DPRD KALTIMPariwara

Reza Sebut Pelaku Penabrakan Jembatan Mahakam Perlu Ditarik Izinnya

Garda.co.id, SAMARINDA— Rapat dengar pendapat yang digelar Komisi II DPRD Kaltim terkait insiden tabrakan kapal dengan Jembatan Mahakam I pada 28 April 2025 menghasilkan keputusan mengejutkan, lalu lintas di bawah jembatan ditutup sementara. Namun, keputusan tersebut dinilai berpotensi menjadi pedang bermata dua, karena bisa memicu masalah baru bagi arus logistik dan mobilitas di Kaltim.

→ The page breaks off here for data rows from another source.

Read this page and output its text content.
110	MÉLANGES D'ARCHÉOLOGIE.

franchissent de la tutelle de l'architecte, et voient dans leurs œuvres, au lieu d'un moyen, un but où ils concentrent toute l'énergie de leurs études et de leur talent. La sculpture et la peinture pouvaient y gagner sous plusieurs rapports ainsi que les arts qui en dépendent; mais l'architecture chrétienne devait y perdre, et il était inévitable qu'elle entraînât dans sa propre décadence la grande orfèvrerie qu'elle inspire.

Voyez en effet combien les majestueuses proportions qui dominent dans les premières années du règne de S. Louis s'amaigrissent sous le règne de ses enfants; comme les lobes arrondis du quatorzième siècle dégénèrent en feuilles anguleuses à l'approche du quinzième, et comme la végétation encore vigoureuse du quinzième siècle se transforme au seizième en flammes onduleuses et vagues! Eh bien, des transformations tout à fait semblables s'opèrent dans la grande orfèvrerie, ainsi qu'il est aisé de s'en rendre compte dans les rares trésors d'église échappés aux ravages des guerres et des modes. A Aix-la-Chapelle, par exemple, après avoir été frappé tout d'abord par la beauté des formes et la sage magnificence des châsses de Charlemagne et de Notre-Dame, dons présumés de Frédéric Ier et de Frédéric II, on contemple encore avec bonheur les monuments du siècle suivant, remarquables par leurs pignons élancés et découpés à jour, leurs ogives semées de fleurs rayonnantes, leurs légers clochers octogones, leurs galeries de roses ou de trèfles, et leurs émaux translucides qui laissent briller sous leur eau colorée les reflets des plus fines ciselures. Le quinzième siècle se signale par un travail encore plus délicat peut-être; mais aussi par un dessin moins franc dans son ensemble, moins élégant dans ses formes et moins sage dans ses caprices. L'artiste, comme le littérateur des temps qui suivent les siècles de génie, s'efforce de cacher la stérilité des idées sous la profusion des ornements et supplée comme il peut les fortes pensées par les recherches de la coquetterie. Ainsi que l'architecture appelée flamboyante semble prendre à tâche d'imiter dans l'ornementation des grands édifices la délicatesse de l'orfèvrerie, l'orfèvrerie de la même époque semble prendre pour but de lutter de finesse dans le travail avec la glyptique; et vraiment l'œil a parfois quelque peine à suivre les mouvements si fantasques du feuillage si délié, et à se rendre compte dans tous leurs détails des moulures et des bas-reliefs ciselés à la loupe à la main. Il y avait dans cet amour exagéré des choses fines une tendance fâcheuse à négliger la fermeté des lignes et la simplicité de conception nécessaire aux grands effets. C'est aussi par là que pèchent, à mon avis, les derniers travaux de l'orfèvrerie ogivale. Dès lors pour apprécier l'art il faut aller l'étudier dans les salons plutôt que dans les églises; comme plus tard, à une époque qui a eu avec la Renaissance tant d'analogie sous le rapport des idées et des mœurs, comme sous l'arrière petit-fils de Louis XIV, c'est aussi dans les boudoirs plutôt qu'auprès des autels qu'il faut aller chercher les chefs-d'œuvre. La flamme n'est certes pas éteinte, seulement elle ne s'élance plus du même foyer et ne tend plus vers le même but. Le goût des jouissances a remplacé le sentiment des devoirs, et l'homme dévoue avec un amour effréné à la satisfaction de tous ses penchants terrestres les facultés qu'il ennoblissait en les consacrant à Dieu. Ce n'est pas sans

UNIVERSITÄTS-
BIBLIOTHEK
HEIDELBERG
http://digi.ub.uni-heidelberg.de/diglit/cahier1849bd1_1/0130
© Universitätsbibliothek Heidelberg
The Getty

Wakil Ketua Komisi III DPRD Kaltim, Akhmed Reza Pahlevi, menyuarakan pandangan berbeda. Dirinya menegaskan bahwa meski keselamatan dan keamanan warga harus jadi prioritas utama, kebijakan tersebut tetap perlu dikaji lebih dalam agar tak menimbulkan efek domino di sektor lain.

Tapi hal itu tak boleh memicu bencana bagi perekonomian Kaltim. “Keselamatan jelas penting, tapi jangan sampai keputusan yang kelihatan solutif itu justru memicu persoalan lain,” teragnya, Selasa, 29 April 2025.

Penutupan lalu lintas air di bawah Jembatan Mahakam I bukanlah keputusan ringan dan bukan pula wewenang DPRD. Keputusan semacam itu sepenuhnya berada di tangan Kementerian PUPR selaku penanggung jawab struktur jembatan, serta Kementerian Perhubungan yang mengatur lalu lintas sungai.

Menurutnya lembata legislatif memang memiliki peran penting, tapi bukan sebagai pengambil keputusan utama. “Enggak bisa mutlak memutuskan hal itu,” tuturnya.

Dalam insiden ditabraknya pilar jembatan pasti memicu kekhawatiran di publik dengan pertanyaan mendasar, amankan jembatan untuk dilintasi. Soal ini ada ahli yang bisa memastikan. Tapi ada yang tak boleh terabaikan, menagih tanggung jawab pelaku.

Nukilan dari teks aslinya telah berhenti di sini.